The more you start to talk about math, the more you, and the children, will see that it is in fact all around us.

There are helpful tools available that parents and child care providers can utilize to make math fun and engaging. Bedtime Math is a free app that combines reading and math into one experience. Every day, the app serves up a wacky, kid-friendly blurb for adults to read to children on topics like flamingos, pillow forts, and taco-copters. After each blurb, there are math questions to ask the kids at different levels of challenge: Wee Ones, Little Kids, and Big Kids. It takes just 5 or 10 minutes, and research shows that using Bedtime Math even twice a week can help kids make significant gains in their math achievement.

Other highly regarded early math apps include: 

        • Khan Academy Kids 
        • PBS’ Peg + Cat
        • Kahoot! Numbers

All of these encourage mathematical thinking and can be great starting points for families and child care providers to have math conversations in enjoyable ways for kids.
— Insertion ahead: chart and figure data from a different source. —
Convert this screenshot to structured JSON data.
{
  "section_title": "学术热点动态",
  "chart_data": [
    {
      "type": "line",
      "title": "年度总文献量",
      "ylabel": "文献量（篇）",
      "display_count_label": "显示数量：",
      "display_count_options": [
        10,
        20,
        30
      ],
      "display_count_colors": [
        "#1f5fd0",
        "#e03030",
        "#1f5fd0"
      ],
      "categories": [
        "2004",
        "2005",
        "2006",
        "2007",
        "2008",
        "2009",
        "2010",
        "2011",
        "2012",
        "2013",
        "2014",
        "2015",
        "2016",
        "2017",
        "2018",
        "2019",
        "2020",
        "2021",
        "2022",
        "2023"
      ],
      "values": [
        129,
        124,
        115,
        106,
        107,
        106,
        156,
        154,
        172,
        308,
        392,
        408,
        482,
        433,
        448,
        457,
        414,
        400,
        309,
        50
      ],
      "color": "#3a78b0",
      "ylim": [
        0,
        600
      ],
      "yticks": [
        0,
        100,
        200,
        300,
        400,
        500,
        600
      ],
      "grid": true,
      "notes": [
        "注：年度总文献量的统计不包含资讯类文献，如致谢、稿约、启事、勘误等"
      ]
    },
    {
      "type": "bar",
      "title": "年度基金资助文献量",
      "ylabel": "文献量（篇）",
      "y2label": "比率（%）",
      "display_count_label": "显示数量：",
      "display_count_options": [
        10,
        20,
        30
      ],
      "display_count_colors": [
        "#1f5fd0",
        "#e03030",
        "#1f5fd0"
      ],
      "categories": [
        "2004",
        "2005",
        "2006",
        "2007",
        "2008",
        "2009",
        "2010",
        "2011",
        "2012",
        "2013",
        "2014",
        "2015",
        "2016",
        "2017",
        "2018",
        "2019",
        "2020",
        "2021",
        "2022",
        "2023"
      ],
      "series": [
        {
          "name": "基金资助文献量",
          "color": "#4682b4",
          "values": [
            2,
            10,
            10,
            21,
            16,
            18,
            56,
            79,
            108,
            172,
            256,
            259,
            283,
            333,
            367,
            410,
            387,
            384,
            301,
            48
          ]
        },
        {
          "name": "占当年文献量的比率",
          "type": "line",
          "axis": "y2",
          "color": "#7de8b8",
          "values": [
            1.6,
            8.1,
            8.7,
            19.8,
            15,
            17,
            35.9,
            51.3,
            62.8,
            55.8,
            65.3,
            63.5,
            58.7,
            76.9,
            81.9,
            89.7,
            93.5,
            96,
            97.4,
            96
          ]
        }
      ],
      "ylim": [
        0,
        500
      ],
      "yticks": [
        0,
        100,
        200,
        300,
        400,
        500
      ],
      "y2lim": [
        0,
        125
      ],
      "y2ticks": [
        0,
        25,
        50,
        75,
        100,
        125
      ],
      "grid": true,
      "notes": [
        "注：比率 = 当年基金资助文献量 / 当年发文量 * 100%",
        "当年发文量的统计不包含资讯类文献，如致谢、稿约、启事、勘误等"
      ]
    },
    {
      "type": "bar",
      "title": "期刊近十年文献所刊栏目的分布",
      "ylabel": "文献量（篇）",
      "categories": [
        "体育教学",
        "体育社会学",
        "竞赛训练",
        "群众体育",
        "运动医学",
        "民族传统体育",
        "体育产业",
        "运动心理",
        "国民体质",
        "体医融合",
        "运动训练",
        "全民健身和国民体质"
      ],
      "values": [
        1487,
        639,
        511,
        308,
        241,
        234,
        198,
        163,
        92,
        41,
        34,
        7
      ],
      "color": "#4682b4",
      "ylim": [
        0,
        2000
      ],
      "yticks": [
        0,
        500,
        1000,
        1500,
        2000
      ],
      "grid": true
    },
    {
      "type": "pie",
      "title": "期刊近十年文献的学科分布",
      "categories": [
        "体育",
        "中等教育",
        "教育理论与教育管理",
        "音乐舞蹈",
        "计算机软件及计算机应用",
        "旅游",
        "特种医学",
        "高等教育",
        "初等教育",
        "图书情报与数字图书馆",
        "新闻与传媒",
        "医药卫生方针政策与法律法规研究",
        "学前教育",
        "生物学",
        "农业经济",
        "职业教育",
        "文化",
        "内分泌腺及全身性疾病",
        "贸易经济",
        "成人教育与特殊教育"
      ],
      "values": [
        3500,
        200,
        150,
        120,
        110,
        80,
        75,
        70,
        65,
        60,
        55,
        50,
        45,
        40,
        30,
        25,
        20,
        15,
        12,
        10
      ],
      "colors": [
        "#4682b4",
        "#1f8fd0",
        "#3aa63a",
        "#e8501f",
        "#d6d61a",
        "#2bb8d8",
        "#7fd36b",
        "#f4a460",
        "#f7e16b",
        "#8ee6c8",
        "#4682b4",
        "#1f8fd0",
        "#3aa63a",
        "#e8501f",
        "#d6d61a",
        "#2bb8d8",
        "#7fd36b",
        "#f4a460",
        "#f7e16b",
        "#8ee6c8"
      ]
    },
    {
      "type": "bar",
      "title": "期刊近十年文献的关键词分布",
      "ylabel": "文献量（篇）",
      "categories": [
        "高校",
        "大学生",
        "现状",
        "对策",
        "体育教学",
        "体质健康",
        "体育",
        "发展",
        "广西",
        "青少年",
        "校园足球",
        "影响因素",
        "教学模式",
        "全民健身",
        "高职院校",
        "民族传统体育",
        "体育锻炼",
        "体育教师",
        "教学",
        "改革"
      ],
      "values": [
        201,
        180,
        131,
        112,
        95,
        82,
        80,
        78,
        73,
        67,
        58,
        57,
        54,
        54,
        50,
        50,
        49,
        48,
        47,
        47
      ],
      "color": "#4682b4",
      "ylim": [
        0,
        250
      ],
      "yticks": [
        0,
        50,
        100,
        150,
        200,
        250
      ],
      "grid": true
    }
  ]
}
Why Math Literacy Matters for Everyone

Some may argue that math is less relevant in a world where calculators, computers, and now artificial intelligence, are at our fingertips. However, as important and convenient as these tools are, humans still need to judge the accuracy of the information they provide. All of us, not just those in STEM careers, need basic math literacy to understand the world we live in–whether to determine if a sale at the grocery store represents real savings, how to negotiate a car or home purchase, or how to correctly calculate a tip. Let’s raise our next generation to be mathematically confident critical thinkers. It all starts with early math talk!